Мы вышли в тамбур покурить.
— Как думаешь, — спросил Игорь, — можно продать мое кожаное пальто за пятьсот рублей?
— Черное? Сейчас не сезон. Осенью в комиссионке точно возьмут.
— Когда разводились с Ленкой, — вздохнул Игорь, — мне было важно оставить за собой квартиру, ведь я ее получал. Я дал Ленке три тысячи отступного, это не считая, естественно, алиментов. Чтобы она вступила в кооператив, будто бы у ее мамаши имелась возможность втолкнуть ее в однокомнатный. А потом мы бы с ней сделали обмен. У меня, естественно, не было трех тысяч, ну я и занял у Герасимова. Осталось отдать пятьсот. Вот единственное, к чему нет равнодушия. Как бы покончить с этим дельцем?
— Я видел Лидиньку на Сахалине, — вспомнил я, — она просила передать, что, когда вы еще учились в школе, она бежала за тобой в морозную ночь, но не догнала, не смогла передать рукавицы. Она кричала, а ты не слышал. Она сказала, что до сих пор жалеет, что не передала тебе рукавицы.
— Я слышал, — ответил Игорь, — я не остановился, потому что не хотел, — он прислонился лбом к запыленному стеклу. — Она думает, что они у нее до сих пор, эти рукавицы. Что стоит их только привезти мне с Сахалина, и все будет в порядке. Поэтому я и не писал ей. Видишь ли, Петя, я не люблю ее. Она мне не нужна. И, наверное, никогда не любил. Иначе чего тогда не остановился? Я возвращаюсь к жене. Я долго думал, так будет лучше. Как они без меня? И что я без них? Интересно, зачем я тебе это говорю?

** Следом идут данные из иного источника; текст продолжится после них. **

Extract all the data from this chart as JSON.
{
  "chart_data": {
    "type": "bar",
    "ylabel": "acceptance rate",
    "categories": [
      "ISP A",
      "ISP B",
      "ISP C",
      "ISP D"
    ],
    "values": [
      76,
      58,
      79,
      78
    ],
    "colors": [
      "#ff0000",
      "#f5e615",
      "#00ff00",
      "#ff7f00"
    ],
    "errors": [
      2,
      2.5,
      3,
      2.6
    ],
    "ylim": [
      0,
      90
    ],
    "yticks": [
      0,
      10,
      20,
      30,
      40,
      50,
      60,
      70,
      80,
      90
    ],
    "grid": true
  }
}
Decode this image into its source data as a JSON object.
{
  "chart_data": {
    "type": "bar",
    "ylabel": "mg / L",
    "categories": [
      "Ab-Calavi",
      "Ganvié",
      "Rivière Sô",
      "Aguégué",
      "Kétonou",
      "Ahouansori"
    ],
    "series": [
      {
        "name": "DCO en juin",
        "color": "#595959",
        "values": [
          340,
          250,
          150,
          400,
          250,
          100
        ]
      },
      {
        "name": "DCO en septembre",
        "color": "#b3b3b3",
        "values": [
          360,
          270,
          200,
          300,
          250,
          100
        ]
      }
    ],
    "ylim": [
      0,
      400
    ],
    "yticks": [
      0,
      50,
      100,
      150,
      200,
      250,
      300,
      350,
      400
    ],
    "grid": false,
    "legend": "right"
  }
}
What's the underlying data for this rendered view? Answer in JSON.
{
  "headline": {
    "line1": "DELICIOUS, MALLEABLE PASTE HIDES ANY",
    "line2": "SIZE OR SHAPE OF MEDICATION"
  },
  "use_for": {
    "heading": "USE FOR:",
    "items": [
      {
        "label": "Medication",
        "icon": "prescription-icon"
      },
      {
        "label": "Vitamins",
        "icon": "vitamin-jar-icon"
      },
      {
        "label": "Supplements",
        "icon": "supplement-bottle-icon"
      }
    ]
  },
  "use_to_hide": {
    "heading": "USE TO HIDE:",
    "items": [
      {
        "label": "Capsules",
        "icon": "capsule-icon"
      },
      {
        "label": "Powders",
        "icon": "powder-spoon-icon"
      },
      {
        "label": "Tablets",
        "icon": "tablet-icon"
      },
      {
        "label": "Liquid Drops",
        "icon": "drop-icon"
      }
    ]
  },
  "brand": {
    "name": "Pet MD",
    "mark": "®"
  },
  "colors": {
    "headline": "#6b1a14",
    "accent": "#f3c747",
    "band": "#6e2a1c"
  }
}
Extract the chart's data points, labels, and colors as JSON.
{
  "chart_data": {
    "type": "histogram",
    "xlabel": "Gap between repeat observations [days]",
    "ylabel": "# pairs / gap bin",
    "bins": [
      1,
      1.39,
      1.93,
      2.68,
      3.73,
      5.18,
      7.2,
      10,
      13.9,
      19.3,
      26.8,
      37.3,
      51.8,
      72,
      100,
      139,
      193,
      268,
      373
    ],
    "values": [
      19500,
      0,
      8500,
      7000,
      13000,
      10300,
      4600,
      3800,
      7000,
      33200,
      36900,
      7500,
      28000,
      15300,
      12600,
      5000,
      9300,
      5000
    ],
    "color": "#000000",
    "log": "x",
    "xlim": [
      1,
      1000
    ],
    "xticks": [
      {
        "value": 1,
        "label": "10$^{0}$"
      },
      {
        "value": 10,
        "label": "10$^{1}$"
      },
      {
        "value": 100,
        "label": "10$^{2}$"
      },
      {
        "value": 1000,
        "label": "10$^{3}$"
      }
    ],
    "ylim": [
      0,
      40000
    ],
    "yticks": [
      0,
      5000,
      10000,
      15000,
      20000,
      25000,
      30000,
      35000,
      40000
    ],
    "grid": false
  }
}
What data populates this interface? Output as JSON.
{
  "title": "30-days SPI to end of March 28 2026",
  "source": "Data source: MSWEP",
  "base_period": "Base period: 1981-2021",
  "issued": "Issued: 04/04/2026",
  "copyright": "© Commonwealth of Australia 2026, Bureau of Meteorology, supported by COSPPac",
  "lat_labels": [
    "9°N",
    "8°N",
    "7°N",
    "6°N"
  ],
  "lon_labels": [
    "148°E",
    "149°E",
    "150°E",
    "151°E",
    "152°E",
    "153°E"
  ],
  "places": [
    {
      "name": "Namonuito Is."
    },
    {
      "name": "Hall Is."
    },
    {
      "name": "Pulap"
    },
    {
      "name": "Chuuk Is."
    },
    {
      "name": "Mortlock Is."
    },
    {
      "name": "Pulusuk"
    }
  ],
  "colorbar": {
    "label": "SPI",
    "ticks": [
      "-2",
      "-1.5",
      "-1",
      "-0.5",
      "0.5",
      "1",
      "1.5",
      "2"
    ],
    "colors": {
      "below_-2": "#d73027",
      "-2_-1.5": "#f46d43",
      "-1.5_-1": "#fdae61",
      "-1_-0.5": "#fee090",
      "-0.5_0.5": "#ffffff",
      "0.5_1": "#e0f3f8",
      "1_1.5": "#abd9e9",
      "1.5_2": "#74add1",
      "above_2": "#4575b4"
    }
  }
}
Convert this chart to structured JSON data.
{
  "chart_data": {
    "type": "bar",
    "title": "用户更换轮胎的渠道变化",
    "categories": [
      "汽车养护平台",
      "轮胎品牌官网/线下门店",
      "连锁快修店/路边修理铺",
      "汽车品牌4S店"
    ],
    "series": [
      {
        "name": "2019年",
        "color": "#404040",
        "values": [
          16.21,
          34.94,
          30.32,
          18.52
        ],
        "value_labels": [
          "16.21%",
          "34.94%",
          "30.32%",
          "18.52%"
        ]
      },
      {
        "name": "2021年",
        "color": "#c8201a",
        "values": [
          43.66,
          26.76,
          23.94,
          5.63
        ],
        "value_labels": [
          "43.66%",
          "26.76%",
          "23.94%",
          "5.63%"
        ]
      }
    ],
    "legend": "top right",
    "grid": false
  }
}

Показались башни Ярославского вокзала.
Комната моя в Оружейном переулке к середине лета мало-мальски пришла в божеский вид. Когда я с ордером в кармане впервые переступил порог, паркет бежал навстречу ломаными волнами, обои висели клочьями, грязно-желтые потеки на потолке свидетельствовали, что наверху живут нехорошие соседи, единственное окно было покрыто многолетним слоем копоти. Из-под обоев высунулся клоп. Рыжий таракан-прусак победительно пересек комнату по диагонали. Таковым было мое первое собственное жилище.
— Петя, — сказал Игорь, который приехал разделить со мной радость. — Может, не стоит спешить с переездом?
— Я вчера на радостях приобрел кое-какую мебелишку. Сегодня письменный стол должны привезти, диванчик. Я даром времени не терял.
Вторым моим гостем была Антонина.
— Мда, — задумалась она, — эта комната, конечно, лучше, чем ледник, но… не намного.
В коридорчике днем и ночью светила тусклая лампочка. На стене висел рассыпающийся, похожий на скелет, велосипед. Напротив телефонной тумбы, сплошь исцарапанной номерами, стояло клочкастое, занюханное чучело медвежонка. Один стеклянный глаз еще смотрел, другой болтался на ниточке.
— Какая прелесть, — прошептала Антонина.
…Сейчас комната выглядела вполне прилично. Проснувшись, я первым делом видел гипсовую голову Гомера, установленную на шкафу. Голова напоминала о блистательном античном каноне красоты, молчаливо свидетельствовала о совершенстве, некогда достигнутом людьми, о последующей вечной ностальгии по совершенству, ничтожнейшим, карикатурным проявлением которой являлась миллионная гипсовая копия головы Гомера у меня на шкафу.